Personal information
- Full name: Marcus Seecamp
- Born: 27 July 1972 (age 53)
- Original team: East Perth
- Draft: 2nd overall, 1991, Fitzroy
- Height: 185 cm (6 ft 1 in)
- Weight: 87 kg (192 lb)
- Position: Defender

Playing career^{1}
- Years: Club / Games (Goals)
- 1989–1991: East Perth / 033 (19)
- 1992–1994: Fitzroy / 051 (10)
- 1995–2000: Melbourne / 089 0(8)
- Total:  / 173 (37)
- ^{1} Playing statistics correct to the end of 2000.

= Marcus Seecamp =

Australian rules footballer

Marcus Seecamp (born 27 July 1972) is a former Australian rules footballer who played with Fitzroy and Melbourne in the Australian Football League (AFL) during the 1990s.

Seecamp was a defender, used mostly across half back. Fitzroy picked him up from Western Australian Football League team East Perth with the second pick of the 1991 AFL draft, behind John Hutton. Seecamp spent three years at Fitzroy before they traded him to Melbourne at the end of the 1994 AFL season, gaining Martin Pike as a result.

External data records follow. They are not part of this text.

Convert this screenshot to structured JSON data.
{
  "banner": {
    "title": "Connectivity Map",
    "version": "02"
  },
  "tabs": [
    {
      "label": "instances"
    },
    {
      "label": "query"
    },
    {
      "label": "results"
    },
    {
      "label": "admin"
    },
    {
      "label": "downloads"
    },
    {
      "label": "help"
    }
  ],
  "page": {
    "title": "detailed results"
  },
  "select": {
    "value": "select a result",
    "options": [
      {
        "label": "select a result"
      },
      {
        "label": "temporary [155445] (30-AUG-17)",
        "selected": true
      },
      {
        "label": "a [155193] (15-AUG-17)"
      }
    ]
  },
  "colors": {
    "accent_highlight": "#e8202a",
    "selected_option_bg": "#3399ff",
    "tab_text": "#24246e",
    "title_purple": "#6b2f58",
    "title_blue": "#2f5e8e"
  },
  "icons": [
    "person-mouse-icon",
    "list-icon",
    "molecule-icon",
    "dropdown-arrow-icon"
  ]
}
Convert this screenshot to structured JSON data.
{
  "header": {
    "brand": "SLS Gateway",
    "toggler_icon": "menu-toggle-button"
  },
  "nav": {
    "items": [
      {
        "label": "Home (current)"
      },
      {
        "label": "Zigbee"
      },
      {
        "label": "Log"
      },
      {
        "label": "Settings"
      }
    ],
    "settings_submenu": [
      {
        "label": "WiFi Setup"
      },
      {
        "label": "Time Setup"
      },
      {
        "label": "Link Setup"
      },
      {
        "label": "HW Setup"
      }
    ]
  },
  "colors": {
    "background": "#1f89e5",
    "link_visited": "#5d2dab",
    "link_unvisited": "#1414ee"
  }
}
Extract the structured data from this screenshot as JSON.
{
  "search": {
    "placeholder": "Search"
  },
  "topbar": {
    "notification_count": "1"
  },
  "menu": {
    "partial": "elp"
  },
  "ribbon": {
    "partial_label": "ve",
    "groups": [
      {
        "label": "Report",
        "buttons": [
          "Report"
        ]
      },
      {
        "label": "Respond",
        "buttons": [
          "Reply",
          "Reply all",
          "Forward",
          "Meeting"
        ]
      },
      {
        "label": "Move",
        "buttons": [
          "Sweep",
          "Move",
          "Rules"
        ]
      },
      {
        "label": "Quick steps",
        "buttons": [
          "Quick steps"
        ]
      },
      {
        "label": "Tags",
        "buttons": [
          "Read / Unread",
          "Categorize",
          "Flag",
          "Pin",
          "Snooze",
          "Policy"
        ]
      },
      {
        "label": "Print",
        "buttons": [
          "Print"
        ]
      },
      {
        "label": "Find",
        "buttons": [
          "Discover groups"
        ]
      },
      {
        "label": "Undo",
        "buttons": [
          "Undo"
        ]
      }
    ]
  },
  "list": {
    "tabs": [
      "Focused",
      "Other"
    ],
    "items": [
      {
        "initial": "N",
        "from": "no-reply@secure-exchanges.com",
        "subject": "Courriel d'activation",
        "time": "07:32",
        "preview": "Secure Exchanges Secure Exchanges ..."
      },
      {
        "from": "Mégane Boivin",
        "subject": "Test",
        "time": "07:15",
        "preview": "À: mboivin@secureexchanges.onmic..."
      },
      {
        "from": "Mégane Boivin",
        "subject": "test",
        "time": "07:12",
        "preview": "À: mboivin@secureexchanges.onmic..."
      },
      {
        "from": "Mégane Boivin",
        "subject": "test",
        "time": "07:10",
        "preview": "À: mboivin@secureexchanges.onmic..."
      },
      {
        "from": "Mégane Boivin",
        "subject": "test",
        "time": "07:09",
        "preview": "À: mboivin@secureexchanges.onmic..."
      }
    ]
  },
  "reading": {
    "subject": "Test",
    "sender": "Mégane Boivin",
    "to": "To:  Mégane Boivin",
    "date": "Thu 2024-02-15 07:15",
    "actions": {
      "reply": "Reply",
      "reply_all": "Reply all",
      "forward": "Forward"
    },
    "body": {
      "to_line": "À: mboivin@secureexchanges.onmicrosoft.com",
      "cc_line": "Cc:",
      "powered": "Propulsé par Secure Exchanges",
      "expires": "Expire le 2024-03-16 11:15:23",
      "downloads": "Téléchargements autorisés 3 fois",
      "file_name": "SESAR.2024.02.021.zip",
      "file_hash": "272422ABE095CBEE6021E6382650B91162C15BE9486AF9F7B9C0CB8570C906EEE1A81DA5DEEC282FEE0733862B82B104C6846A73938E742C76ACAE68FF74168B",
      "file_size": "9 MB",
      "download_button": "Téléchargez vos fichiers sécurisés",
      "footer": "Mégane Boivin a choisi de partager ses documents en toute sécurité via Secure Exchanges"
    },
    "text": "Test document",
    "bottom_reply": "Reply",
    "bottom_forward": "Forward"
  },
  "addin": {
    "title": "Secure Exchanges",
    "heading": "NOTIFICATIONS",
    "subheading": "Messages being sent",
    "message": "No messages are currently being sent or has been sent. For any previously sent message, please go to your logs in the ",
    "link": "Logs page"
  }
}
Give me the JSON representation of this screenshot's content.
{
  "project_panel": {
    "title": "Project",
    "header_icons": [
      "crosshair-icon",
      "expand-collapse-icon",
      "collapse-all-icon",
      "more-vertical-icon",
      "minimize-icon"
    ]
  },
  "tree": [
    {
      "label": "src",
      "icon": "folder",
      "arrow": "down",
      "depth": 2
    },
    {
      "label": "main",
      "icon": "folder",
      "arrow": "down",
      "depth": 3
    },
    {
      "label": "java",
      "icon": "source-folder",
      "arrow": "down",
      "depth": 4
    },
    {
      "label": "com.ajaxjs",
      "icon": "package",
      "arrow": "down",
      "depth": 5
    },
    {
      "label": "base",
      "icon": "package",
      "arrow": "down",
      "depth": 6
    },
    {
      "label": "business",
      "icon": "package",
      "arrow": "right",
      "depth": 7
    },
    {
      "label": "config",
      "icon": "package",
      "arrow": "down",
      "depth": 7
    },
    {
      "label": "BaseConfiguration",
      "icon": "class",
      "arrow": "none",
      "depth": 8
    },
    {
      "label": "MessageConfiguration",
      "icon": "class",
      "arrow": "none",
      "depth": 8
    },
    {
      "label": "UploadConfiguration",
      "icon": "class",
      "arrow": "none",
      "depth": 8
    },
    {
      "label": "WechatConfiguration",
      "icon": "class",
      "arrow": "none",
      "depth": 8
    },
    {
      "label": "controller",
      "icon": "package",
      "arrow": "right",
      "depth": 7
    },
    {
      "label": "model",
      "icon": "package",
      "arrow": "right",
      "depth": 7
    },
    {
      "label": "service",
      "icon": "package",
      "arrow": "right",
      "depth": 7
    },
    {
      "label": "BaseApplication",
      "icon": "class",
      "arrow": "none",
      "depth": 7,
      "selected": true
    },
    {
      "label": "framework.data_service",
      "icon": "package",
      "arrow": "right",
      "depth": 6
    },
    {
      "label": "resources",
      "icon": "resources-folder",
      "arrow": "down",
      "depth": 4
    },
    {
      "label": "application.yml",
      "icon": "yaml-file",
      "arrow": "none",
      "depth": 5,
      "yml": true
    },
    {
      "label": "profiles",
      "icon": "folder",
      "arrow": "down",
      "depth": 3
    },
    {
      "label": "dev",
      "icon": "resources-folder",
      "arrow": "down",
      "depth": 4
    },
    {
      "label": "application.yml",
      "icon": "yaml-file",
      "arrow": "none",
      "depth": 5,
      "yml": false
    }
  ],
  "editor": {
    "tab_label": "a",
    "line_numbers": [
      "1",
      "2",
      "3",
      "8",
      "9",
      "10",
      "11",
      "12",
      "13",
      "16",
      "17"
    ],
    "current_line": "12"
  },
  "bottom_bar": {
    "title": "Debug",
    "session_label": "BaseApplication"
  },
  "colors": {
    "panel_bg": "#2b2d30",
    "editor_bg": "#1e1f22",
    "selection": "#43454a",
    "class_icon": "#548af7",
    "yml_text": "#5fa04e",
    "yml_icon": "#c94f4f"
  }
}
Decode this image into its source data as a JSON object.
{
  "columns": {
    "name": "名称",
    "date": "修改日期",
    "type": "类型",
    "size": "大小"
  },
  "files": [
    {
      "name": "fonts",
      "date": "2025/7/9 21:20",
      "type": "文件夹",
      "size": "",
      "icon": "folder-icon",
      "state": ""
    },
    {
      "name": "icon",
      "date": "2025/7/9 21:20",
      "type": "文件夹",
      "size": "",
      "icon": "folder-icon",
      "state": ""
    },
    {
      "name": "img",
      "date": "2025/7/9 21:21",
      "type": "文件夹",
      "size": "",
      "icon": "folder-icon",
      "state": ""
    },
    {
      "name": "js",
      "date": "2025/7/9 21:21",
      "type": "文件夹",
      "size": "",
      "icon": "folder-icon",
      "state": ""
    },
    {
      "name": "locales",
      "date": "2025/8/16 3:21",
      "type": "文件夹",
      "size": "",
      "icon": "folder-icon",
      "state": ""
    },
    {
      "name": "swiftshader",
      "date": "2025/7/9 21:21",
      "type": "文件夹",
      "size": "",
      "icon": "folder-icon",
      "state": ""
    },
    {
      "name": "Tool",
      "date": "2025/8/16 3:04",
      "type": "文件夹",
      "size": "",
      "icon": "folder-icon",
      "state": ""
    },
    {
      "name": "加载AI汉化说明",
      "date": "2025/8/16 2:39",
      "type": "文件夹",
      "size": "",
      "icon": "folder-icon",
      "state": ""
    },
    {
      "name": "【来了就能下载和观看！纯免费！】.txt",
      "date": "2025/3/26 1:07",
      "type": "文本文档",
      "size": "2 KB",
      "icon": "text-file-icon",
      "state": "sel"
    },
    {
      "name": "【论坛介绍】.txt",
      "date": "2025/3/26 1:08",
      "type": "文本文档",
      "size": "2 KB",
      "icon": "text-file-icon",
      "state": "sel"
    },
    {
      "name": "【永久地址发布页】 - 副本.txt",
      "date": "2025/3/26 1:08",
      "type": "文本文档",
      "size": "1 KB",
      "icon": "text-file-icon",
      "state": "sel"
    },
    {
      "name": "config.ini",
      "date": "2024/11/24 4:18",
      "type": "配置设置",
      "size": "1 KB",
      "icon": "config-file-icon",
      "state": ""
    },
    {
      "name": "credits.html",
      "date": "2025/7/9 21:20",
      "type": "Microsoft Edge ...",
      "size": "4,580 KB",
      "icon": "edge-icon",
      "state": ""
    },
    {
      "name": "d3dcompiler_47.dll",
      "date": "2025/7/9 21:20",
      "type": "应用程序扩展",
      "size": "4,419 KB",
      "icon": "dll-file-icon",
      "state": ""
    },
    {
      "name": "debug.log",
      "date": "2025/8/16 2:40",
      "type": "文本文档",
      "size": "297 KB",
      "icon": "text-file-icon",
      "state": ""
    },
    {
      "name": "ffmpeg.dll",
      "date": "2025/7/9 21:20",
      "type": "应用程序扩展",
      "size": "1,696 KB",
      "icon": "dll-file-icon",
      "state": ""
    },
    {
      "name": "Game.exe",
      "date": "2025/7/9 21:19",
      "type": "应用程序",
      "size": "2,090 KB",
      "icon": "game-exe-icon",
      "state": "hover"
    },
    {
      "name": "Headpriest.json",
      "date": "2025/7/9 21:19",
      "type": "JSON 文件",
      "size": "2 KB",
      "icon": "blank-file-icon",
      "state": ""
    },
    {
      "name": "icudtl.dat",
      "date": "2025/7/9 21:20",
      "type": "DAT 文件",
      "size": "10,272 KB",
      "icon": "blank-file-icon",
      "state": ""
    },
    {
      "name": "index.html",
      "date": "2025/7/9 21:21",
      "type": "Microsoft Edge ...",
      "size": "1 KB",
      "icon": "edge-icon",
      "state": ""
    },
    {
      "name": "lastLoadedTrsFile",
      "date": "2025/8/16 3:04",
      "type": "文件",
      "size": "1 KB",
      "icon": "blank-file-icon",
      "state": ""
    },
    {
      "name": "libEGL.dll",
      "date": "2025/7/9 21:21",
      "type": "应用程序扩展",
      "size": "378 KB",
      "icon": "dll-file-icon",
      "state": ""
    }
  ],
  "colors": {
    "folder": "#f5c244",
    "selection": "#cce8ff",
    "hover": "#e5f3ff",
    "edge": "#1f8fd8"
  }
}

Over the course of his career, Seecamp was chosen in the Western Australian State of Origin team on three occasions. His 100th AFL appearance, in 1997, proved to be memorable for the wrong reasons, with Mark Bayes and Tony Lockett kicking six goals each to help Sydney defeat Melbourne by 116 points at the MCG. The following season he took part in his only finals campaign, culminating in a Preliminary Final loss to North Melbourne Football Club. The club would eventually make a 2000 AFL Grand Final in 2000, but Seecamp missed out on selection, having been out of action since round six with a hamstring injury, which ended his league career. He later played at Ainslie in the ACTAFL and has taken part in E. J. Whitten Legends Games.